Выбегаю на улицу, но уже поздно. В переулке пусто, и только быстро
удаляющийся лай собак выдает беглецов...
Стою долго, будто пригвожденный к месту, не знаю, что предпринять,
чтобы удержать Пашку от неверного шага. И в то же время понимаю, что иначе
Пашка поступить не мог, и я на его месте сделал бы то же самое. Но что он
задумал? Нет, нет, он не сделает глупости, пальцем никого не тронет -- на это
он не способен. Но парнишка придумал какое-нибудь свое, мальчишечье
наказание, вроде того, что он сделал, с собачником. В этом я убежден. Тогда
пусть ребята бегут в бор с болью за Борьку, за Марфу, пусть гневаются. Может
быть, в этом гневе у них окрепнет любовь к природе, и они унесут ее в жизнь,
по-настоящему встанут на защиту лесов, птиц зверей, рыб -- всего живого
царства природы.
-- В добрый час, ребята! -- кричу я им вслед, и мне вдруг до боли хочется
стать мальчишкой, бежать вместе с ними в бор и узнать, что же придумал Пашка
в эту бессонную ночь...
Скоро утро, Акимовна на прощанье угощает меня пирожками. Усаживается
рядом, долго смотрит в глаза.
-- Молодец Пашка! -- не выдерживает старушка. -- Пусть он их, убивцев,
малость пропесочит. Мы за него всем поселком пойдем, в обиду не дадим.

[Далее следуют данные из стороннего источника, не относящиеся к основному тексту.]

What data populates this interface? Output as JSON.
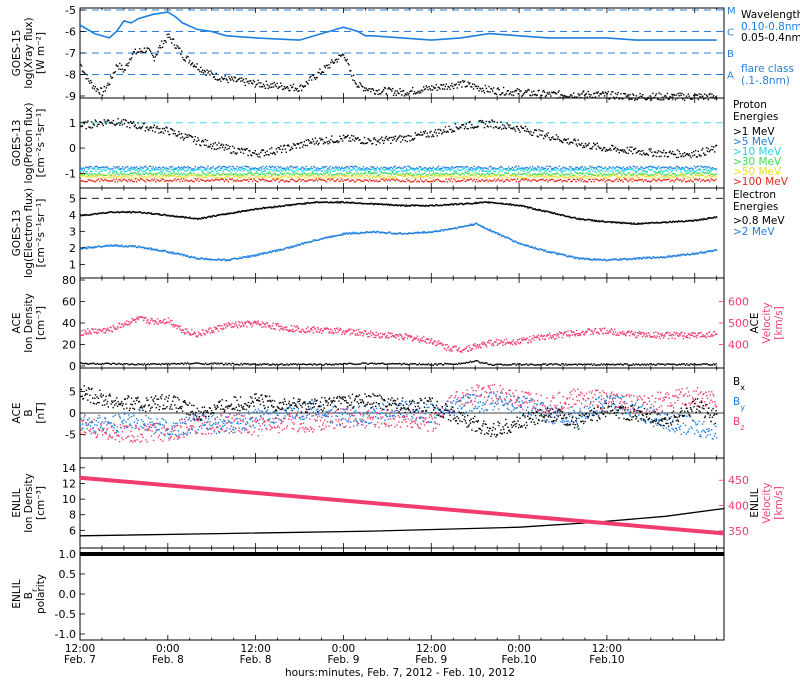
{
  "colors": {
    "black": "#000000",
    "blue": "#1e7fe0",
    "pink": "#f03c6e",
    "cyan": "#22d3e6",
    "green": "#3ddc52",
    "yellow": "#e8e01e",
    "orange": "#f08a1e",
    "red": "#e02a1e",
    "dash_blue": "#2a7fd6"
  },
  "xaxis": {
    "ticks": [
      {
        "time": "12:00",
        "day": "Feb. 7"
      },
      {
        "time": "0:00",
        "day": "Feb. 8"
      },
      {
        "time": "12:00",
        "day": "Feb. 8"
      },
      {
        "time": "0:00",
        "day": "Feb. 9"
      },
      {
        "time": "12:00",
        "day": "Feb. 9"
      },
      {
        "time": "0:00",
        "day": "Feb.10"
      },
      {
        "time": "12:00",
        "day": "Feb.10"
      }
    ],
    "title": "hours:minutes, Feb.  7, 2012 - Feb. 10, 2012"
  },
  "panels": {
    "xray": {
      "ylabel": [
        "GOES-15",
        "log(Xray flux)",
        "[W m⁻²]"
      ],
      "yticks": [
        "-5",
        "-6",
        "-7",
        "-8",
        "-9"
      ],
      "class_letters": [
        "M",
        "C",
        "B",
        "A"
      ],
      "legend_title": "Wavelength",
      "legend_items": [
        {
          "label": "0.10-0.8nm",
          "color": "#1e7fe0"
        },
        {
          "label": "0.05-0.4nm",
          "color": "#000000"
        }
      ],
      "flare_label": "flare class",
      "flare_range": "(.1-.8nm)"
    },
    "proton": {
      "ylabel": [
        "GOES-13",
        "log(Proton flux)",
        "[cm⁻²s⁻¹sr⁻¹]"
      ],
      "yticks": [
        "1",
        "0",
        "-1"
      ],
      "legend_title": [
        "Proton",
        "Energies"
      ],
      "legend_items": [
        {
          "label": ">1 MeV",
          "color": "#000000"
        },
        {
          "label": ">5 MeV",
          "color": "#1e7fe0"
        },
        {
          "label": ">10 MeV",
          "color": "#22d3e6"
        },
        {
          "label": ">30 MeV",
          "color": "#3ddc52"
        },
        {
          "label": ">50 MeV",
          "color": "#e8e01e"
        },
        {
          "label": ">100 MeV",
          "color": "#e02a1e"
        }
      ]
    },
    "electron": {
      "ylabel": [
        "GOES-13",
        "log(Electron flux)",
        "[cm⁻²s⁻¹sr⁻¹]"
      ],
      "yticks": [
        "5",
        "4",
        "3",
        "2",
        "1"
      ],
      "legend_title": [
        "Electron",
        "Energies"
      ],
      "legend_items": [
        {
          "label": ">0.8 MeV",
          "color": "#000000"
        },
        {
          "label": ">2 MeV",
          "color": "#1e7fe0"
        }
      ]
    },
    "ace_plasma": {
      "ylabel": [
        "ACE",
        "Ion Density",
        "[cm⁻³]"
      ],
      "yticks": [
        "80",
        "60",
        "40",
        "20",
        "0"
      ],
      "ylabel_right": [
        "ACE",
        "Velocity",
        "[km/s]"
      ],
      "yticks_right": [
        "600",
        "500",
        "400"
      ]
    },
    "ace_b": {
      "ylabel": [
        "ACE",
        "B",
        "[nT]"
      ],
      "yticks": [
        "5",
        "0",
        "-5"
      ],
      "legend_items": [
        {
          "label": "B",
          "sub": "x",
          "color": "#000000"
        },
        {
          "label": "B",
          "sub": "y",
          "color": "#1e7fe0"
        },
        {
          "label": "B",
          "sub": "z",
          "color": "#f03c6e"
        }
      ]
    },
    "enlil_plasma": {
      "ylabel": [
        "ENLIL",
        "Ion Density",
        "[cm⁻³]"
      ],
      "yticks": [
        "14",
        "12",
        "10",
        "8",
        "6"
      ],
      "ylabel_right": [
        "ENLIL",
        "Velocity",
        "[km/s]"
      ],
      "yticks_right": [
        "450",
        "400",
        "350"
      ]
    },
    "enlil_polarity": {
      "ylabel": [
        "ENLIL",
        "B",
        "polarity"
      ],
      "ylabel_sub": "r",
      "yticks": [
        "1.0",
        "0.5",
        "0.0",
        "-0.5",
        "-1.0"
      ]
    }
  },
  "chart_data": [
    {
      "type": "line",
      "panel": "xray",
      "x_unit": "hours from Feb. 7 12:00",
      "xlim": [
        0,
        88
      ],
      "ylim": [
        -9,
        -5
      ],
      "series": [
        {
          "name": "0.10-0.8nm",
          "color": "#1e7fe0",
          "x": [
            0,
            2,
            4,
            5,
            6,
            7,
            8,
            10,
            12,
            13,
            14,
            16,
            18,
            20,
            24,
            30,
            36,
            38,
            39,
            40,
            44,
            48,
            52,
            56,
            60,
            64,
            68,
            72,
            76,
            80,
            84,
            87
          ],
          "y": [
            -5.7,
            -6.1,
            -6.3,
            -6.0,
            -5.5,
            -5.6,
            -5.4,
            -5.2,
            -5.1,
            -5.3,
            -5.6,
            -5.9,
            -6.0,
            -6.2,
            -6.3,
            -6.4,
            -5.8,
            -6.0,
            -6.2,
            -6.2,
            -6.3,
            -6.4,
            -6.3,
            -6.1,
            -6.2,
            -6.3,
            -6.3,
            -6.3,
            -6.4,
            -6.4,
            -6.4,
            -6.4
          ]
        },
        {
          "name": "0.05-0.4nm",
          "color": "#000000",
          "x": [
            0,
            1,
            2,
            3,
            4,
            5,
            6,
            7,
            8,
            9,
            10,
            11,
            12,
            13,
            14,
            16,
            18,
            20,
            24,
            30,
            36,
            37,
            38,
            40,
            44,
            48,
            52,
            56,
            60,
            64,
            70,
            76,
            82,
            87
          ],
          "y": [
            -7.5,
            -8.2,
            -8.6,
            -8.8,
            -8.3,
            -7.5,
            -7.8,
            -7.0,
            -6.9,
            -6.8,
            -7.2,
            -6.6,
            -6.2,
            -6.6,
            -7.1,
            -7.6,
            -8.0,
            -8.2,
            -8.4,
            -8.6,
            -7.0,
            -8.0,
            -8.5,
            -8.7,
            -8.8,
            -8.6,
            -8.4,
            -8.7,
            -8.8,
            -8.9,
            -8.9,
            -9.0,
            -9.0,
            -9.0
          ]
        }
      ]
    },
    {
      "type": "scatter",
      "panel": "proton",
      "xlim": [
        0,
        88
      ],
      "ylim": [
        -1.5,
        1.9
      ],
      "series": [
        {
          "name": ">1 MeV",
          "color": "#000000",
          "x": [
            0,
            4,
            8,
            12,
            16,
            20,
            24,
            28,
            32,
            36,
            40,
            44,
            48,
            52,
            56,
            60,
            64,
            68,
            72,
            76,
            80,
            84,
            87
          ],
          "y": [
            0.9,
            1.1,
            0.9,
            0.7,
            0.3,
            0.0,
            -0.2,
            0.0,
            0.3,
            0.4,
            0.3,
            0.4,
            0.6,
            0.9,
            1.0,
            0.8,
            0.5,
            0.2,
            0.0,
            -0.1,
            -0.2,
            -0.2,
            0.0
          ]
        },
        {
          "name": ">5 MeV",
          "color": "#1e7fe0",
          "x": [
            0,
            87
          ],
          "y": [
            -0.75,
            -0.75
          ]
        },
        {
          "name": ">10 MeV",
          "color": "#22d3e6",
          "x": [
            0,
            87
          ],
          "y": [
            -0.85,
            -0.85
          ]
        },
        {
          "name": ">30 MeV",
          "color": "#3ddc52",
          "x": [
            0,
            87
          ],
          "y": [
            -1.0,
            -1.0
          ]
        },
        {
          "name": ">50 MeV",
          "color": "#e8e01e",
          "x": [
            0,
            87
          ],
          "y": [
            -1.1,
            -1.1
          ]
        },
        {
          "name": ">100 MeV",
          "color": "#e02a1e",
          "x": [
            0,
            87
          ],
          "y": [
            -1.25,
            -1.25
          ]
        }
      ]
    },
    {
      "type": "line",
      "panel": "electron",
      "xlim": [
        0,
        88
      ],
      "ylim": [
        0.3,
        5.5
      ],
      "series": [
        {
          "name": ">0.8 MeV",
          "color": "#000000",
          "x": [
            0,
            4,
            8,
            12,
            16,
            20,
            24,
            28,
            32,
            36,
            40,
            44,
            48,
            52,
            56,
            60,
            64,
            68,
            72,
            76,
            80,
            84,
            87
          ],
          "y": [
            4.0,
            4.2,
            4.2,
            4.0,
            3.8,
            4.1,
            4.4,
            4.6,
            4.8,
            4.8,
            4.7,
            4.6,
            4.6,
            4.7,
            4.8,
            4.6,
            4.2,
            3.8,
            3.6,
            3.5,
            3.6,
            3.7,
            3.9
          ]
        },
        {
          "name": ">2 MeV",
          "color": "#1e7fe0",
          "x": [
            0,
            4,
            8,
            12,
            16,
            20,
            24,
            28,
            32,
            36,
            40,
            44,
            48,
            52,
            54,
            56,
            58,
            60,
            64,
            68,
            72,
            76,
            80,
            84,
            87
          ],
          "y": [
            2.0,
            2.2,
            2.1,
            1.8,
            1.4,
            1.3,
            1.6,
            2.0,
            2.5,
            2.9,
            3.0,
            2.9,
            3.0,
            3.3,
            3.5,
            3.1,
            2.7,
            2.3,
            1.8,
            1.4,
            1.3,
            1.4,
            1.5,
            1.7,
            1.9
          ]
        }
      ]
    },
    {
      "type": "scatter",
      "panel": "ace_plasma",
      "xlim": [
        0,
        88
      ],
      "series": [
        {
          "name": "Ion Density",
          "color": "#000000",
          "axis": "left",
          "ylim": [
            0,
            80
          ],
          "x": [
            0,
            8,
            16,
            24,
            32,
            40,
            48,
            52,
            54,
            56,
            60,
            64,
            70,
            76,
            82,
            87
          ],
          "y": [
            3,
            2,
            3,
            2,
            2,
            3,
            2,
            3,
            5,
            2,
            2,
            2,
            2,
            2,
            2,
            2
          ]
        },
        {
          "name": "Velocity",
          "color": "#f03c6e",
          "axis": "right",
          "ylim": [
            300,
            700
          ],
          "x": [
            0,
            4,
            6,
            8,
            10,
            12,
            14,
            16,
            20,
            24,
            28,
            32,
            36,
            40,
            44,
            48,
            50,
            52,
            54,
            56,
            60,
            64,
            68,
            72,
            76,
            80,
            84,
            87
          ],
          "y": [
            460,
            470,
            500,
            520,
            510,
            515,
            470,
            450,
            490,
            500,
            480,
            470,
            465,
            450,
            440,
            420,
            390,
            380,
            395,
            410,
            420,
            440,
            460,
            465,
            450,
            445,
            445,
            455
          ]
        }
      ]
    },
    {
      "type": "scatter",
      "panel": "ace_b",
      "xlim": [
        0,
        88
      ],
      "ylim": [
        -10,
        10
      ],
      "series": [
        {
          "name": "Bx",
          "color": "#000000",
          "x": [
            0,
            4,
            8,
            12,
            16,
            20,
            24,
            28,
            32,
            36,
            40,
            44,
            48,
            52,
            56,
            60,
            64,
            68,
            72,
            76,
            80,
            84,
            87
          ],
          "y": [
            5,
            3,
            2,
            3,
            0,
            2,
            3,
            2,
            2,
            3,
            3,
            2,
            2,
            -1,
            -4,
            -2,
            0,
            -2,
            1,
            0,
            -2,
            2,
            -1
          ]
        },
        {
          "name": "By",
          "color": "#1e7fe0",
          "x": [
            0,
            4,
            8,
            12,
            16,
            20,
            24,
            28,
            32,
            36,
            40,
            44,
            48,
            52,
            56,
            60,
            64,
            68,
            72,
            76,
            80,
            84,
            87
          ],
          "y": [
            -2,
            -3,
            -1,
            -4,
            -2,
            -3,
            -1,
            0,
            1,
            -1,
            0,
            1,
            0,
            2,
            3,
            2,
            0,
            -1,
            3,
            1,
            -2,
            -3,
            -4
          ]
        },
        {
          "name": "Bz",
          "color": "#f03c6e",
          "x": [
            0,
            4,
            8,
            12,
            16,
            20,
            24,
            28,
            32,
            36,
            40,
            44,
            48,
            52,
            56,
            60,
            64,
            68,
            72,
            76,
            80,
            84,
            87
          ],
          "y": [
            -3,
            -4,
            -5,
            -4,
            -3,
            -2,
            -3,
            -2,
            -2,
            -1,
            -1,
            -1,
            -2,
            4,
            5,
            3,
            2,
            4,
            3,
            2,
            3,
            4,
            3
          ]
        }
      ]
    },
    {
      "type": "line",
      "panel": "enlil_plasma",
      "xlim": [
        0,
        88
      ],
      "series": [
        {
          "name": "Ion Density",
          "color": "#000000",
          "axis": "left",
          "ylim": [
            4,
            15
          ],
          "x": [
            0,
            20,
            40,
            60,
            70,
            80,
            88
          ],
          "y": [
            5.3,
            5.6,
            5.9,
            6.4,
            7.0,
            7.8,
            8.8
          ]
        },
        {
          "name": "Velocity",
          "color": "#f03c6e",
          "axis": "right",
          "ylim": [
            320,
            490
          ],
          "x": [
            0,
            88
          ],
          "y": [
            455,
            345
          ]
        }
      ]
    },
    {
      "type": "line",
      "panel": "enlil_polarity",
      "xlim": [
        0,
        88
      ],
      "ylim": [
        -1.1,
        1.1
      ],
      "series": [
        {
          "name": "Br polarity",
          "color": "#000000",
          "x": [
            0,
            88
          ],
          "y": [
            1.0,
            1.0
          ]
        }
      ]
    }
  ]
}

-- Значит, и вам, Акимовна, приглянулся Пашка? -- Как же, милый мой, на
то я долго прожила на свете, чтобы разбираться в людях. А он-то еще дите,
весь наружи. Хороший парень!
-- Но ведь он с чужой улицы? Акимовна добродушно улыбается.
-- Пашку беру к себе на квартиру. С Гурьянычем договорилась, --
торжественно заявляет она. -- Ему от нас ближе в школу ходить, да и как будто
сродни мне стал этот бесенок. Вместе ждать будем вас. Когда вернетесь?
-- Не знаю, Акимовна, наша жизнь, разведчиков, полна всяких
неожиданностей. Может, больше и не встретимся. А за Пашку я рад, что он
будет жить у вас. Вы, Акимовна, добрый человек, проследите по-матерински за
ним.
Подъехала машина. Мы прощаемся.
Над землею рассвет. Орут пробудившиеся петухи, в отдалении лают собаки.
Столбы дыма встают над поселком.
Я заезжаю за Василием Николаевичем. Меня радует мысль, что мы с ним
надолго покидаем жилые места. Наш дом, наш очаг, наши мечты уже там, в
далекой тайге, у снежных вершин, на звериных тропах, куда мы давно
стремимся. Наконец-то расстанемся с оседлой жизнью, чтобы надолго стать
лесными кочевниками, полностью отдаться работе, приключениям, неудачам и
успехам, всегда сопутствующим работе геодезистов, И в моем воображении
возникают картины предстоящих таежных походов, борьбы с дикой природой,
новых открытий.
Но пройдут дни, недели, месяцы, и нас снова, может, с еще большей
силой, потянет из безлюдных пустырей обратно к родному очагу, к друзьям, к
людям, и все то, что мы сейчас спешим покинуть, покажется самым желанным,
дорогим, необходимым.
На аэродроме уже собрались провожающие. Но среди присутствующих нет
Пашки. Обидно. Хотелось на прощанье крепко обнять этого хорошего,
полюбившегося мне паренька, сказать ему много теплых слов. Вот когда я
почувствовал, как он близок и дорог мне, этот маленький наследник деда
Гурьяныча -- будущий хранитель родной земли.
Гудят моторы. Машина выруливает на дорожку. Короткая передышка -- и мы
покидаем эту землю, поселок, деда смолокура Гурьяныча, Пашку с их радостями
и надеждами...
Я прошу командира самолета не торопиться набирать высоту. Летим над
знакомым бором. Где-то впереди, в густом сосняке, таится избушка Марфы. Уже
узнаю лысые холмы, пересеченные Ясненским трактом поляны. Еще какая-то доля
минуты и... Что это? Ни зимовья, ни сарая... На том месте, где они стояли,
лежит угольно-черное пятно да дымящиеся головешки.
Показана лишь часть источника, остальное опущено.